In May 2019 I traveled to Oslo, Norway to participate in a PhD course on Gender, Peace and Conflict held at the Research School on Peace and Conflict, sponsored by the Peace Research Institute Oslo (PRIO). For three days, I met with about 20 other graduate students from around the world to learn from top scholars researching gender dynamics in all stages of the conflict process, including conflict risk, conflict dynamics, and conflict resolution. This course at PRIO was helpful in preparing me for the work I will be doing with the Center. In particular, there were a few sessions that were especially relevant to issues of sexual and reproductive health in conflict, such as multiple sessions on conflict related sexual violence and a session on maternal health outcomes in conflict settings.
Current research (both qualitative studies and quantitative studies) on conflict related sexual violence demonstrates that it is not an inevitable part of war, but rather a tactic used by some armed groups to assert power. Since the 1990s, when the war in Bosnia and the genocide in Rwanda produced hundreds of thousands of victims of conflict related sexual violence, there has been new and increased attention, documentation, and conceptualization of this topic as well as new developments in international law allowing for criminal prosecution for violators. For example, after WWII, neither the Nuremburg or Tokyo trials addressed sexual violence; despite widespread violations, it was seen as a private matter. Today, through the International Criminal Court, military leaders responsible for troops violating international law have been prosecuted and sentenced for their role in perpetrating conflict related sexual violence.

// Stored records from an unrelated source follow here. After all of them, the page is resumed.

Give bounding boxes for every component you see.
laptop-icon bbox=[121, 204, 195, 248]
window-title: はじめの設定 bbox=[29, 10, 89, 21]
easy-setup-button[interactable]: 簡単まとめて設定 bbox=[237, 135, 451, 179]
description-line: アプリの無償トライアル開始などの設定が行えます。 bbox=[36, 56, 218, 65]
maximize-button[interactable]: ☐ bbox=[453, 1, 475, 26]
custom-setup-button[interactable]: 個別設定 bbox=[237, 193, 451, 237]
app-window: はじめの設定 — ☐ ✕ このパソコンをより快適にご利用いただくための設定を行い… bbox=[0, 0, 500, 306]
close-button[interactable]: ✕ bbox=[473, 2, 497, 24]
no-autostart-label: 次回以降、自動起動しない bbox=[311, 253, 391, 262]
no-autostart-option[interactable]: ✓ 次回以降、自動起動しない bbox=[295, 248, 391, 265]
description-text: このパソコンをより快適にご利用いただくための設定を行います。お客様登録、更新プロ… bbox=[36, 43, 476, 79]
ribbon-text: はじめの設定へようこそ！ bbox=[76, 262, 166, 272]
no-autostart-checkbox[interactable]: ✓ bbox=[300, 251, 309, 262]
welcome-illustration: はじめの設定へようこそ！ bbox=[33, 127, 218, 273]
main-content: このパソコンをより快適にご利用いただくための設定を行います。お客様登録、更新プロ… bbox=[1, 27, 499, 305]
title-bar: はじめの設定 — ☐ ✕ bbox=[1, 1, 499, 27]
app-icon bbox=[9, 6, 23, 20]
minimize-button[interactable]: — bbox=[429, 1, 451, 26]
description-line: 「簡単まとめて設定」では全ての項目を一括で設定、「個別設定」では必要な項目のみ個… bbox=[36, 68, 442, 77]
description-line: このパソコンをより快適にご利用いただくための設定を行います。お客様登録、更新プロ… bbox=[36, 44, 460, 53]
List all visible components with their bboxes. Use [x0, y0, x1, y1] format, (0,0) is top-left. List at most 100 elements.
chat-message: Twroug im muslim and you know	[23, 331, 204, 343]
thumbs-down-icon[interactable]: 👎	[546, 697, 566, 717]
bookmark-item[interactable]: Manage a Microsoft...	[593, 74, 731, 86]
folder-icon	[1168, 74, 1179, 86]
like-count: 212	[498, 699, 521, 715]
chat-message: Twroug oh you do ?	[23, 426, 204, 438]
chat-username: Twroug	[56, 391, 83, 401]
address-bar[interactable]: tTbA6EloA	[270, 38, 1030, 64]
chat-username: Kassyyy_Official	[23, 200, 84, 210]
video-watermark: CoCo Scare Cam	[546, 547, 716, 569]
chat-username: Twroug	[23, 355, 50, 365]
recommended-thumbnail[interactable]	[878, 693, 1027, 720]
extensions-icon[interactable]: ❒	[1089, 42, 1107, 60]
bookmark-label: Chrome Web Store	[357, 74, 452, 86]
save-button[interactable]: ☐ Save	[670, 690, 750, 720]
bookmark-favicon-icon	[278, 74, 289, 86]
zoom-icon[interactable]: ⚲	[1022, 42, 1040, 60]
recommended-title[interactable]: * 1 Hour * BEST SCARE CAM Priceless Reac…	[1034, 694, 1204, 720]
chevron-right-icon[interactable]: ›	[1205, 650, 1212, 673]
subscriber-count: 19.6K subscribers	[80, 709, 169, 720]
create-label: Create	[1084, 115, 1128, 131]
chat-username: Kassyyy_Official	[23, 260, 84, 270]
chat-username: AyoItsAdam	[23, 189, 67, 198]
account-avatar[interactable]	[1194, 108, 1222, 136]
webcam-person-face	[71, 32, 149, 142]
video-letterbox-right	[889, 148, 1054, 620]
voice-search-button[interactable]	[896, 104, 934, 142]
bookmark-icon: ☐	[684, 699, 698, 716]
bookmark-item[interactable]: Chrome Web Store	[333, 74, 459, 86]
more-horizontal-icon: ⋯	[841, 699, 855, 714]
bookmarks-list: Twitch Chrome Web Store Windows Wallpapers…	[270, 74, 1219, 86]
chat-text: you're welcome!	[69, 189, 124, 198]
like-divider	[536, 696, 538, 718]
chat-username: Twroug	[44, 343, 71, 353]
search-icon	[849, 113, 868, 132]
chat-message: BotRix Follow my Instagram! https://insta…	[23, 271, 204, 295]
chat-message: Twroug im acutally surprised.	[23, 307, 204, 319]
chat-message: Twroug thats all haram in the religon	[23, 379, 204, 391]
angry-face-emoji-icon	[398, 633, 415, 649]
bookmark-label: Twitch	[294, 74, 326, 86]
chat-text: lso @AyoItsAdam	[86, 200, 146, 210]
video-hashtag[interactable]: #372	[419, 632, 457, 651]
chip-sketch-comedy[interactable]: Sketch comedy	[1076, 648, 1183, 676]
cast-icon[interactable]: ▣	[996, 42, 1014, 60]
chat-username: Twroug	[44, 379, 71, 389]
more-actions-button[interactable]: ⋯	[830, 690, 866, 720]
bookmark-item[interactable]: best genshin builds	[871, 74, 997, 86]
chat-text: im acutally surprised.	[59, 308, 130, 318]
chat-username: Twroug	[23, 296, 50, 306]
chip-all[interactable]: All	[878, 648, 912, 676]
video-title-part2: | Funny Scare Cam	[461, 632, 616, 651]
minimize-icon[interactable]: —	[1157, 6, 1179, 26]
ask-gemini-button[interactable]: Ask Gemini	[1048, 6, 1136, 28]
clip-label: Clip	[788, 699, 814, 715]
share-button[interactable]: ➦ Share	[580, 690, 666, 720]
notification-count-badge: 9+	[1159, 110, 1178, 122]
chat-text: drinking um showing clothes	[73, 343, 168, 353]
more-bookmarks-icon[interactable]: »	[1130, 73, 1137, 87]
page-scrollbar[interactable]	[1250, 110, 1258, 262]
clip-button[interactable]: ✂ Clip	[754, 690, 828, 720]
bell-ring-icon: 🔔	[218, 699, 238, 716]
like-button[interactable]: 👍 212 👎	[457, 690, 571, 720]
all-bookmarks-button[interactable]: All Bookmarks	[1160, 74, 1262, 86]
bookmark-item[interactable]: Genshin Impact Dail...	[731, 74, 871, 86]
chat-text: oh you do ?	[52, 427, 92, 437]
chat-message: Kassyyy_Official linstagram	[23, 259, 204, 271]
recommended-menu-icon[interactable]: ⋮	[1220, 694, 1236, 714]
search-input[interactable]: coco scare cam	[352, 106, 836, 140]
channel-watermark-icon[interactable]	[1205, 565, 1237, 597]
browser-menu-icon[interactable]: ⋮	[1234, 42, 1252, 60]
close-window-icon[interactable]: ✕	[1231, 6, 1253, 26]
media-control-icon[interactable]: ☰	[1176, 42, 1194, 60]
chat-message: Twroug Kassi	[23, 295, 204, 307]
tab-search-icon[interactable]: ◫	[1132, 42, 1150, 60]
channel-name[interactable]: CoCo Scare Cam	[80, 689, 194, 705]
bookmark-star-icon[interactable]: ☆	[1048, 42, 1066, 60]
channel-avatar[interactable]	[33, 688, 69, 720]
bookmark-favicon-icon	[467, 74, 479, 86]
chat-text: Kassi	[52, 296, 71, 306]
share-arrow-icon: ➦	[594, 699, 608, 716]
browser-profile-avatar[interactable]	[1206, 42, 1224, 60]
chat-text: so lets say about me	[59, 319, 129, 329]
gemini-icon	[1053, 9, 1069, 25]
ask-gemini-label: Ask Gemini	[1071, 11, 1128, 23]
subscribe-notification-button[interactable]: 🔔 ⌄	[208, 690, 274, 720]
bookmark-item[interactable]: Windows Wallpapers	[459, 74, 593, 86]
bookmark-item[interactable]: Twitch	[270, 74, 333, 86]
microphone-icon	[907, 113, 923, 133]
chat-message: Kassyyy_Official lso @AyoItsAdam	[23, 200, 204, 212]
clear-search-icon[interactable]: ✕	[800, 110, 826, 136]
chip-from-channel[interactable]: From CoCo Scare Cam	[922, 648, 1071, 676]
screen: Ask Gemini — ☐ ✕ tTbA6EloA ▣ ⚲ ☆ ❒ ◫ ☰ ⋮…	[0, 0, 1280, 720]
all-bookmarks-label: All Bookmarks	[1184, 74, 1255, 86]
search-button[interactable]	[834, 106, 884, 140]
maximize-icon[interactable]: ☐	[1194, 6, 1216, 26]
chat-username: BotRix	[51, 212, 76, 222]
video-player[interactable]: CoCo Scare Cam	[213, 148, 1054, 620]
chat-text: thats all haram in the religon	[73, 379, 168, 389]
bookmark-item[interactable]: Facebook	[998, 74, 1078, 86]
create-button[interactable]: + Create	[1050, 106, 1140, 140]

Although there has been improvement on this front, there is still more work to be done to raise awareness, care for survivors, combat this practice, and execute justice in conflict and post-conflict settings.
As a supplement to the course, I also visited the Nobel Peace Center in Oslo, which showcases the projects and people who have been awarded the Nobel Peace Prize since its inception over 100 years ago. The Nobel Peace Center had a large exhibit about conflict related sexual violence that features the work on Nadia Murad and Dr. Mukwege, including videos of interviews and testimonies they had given. This tribute to the work of those who the Nobel Peace Prize committee have deemed “the helper (Dr. Mukwege) and the witness (Ms. Murad)” nicely complemented the academic readings I completed for the course.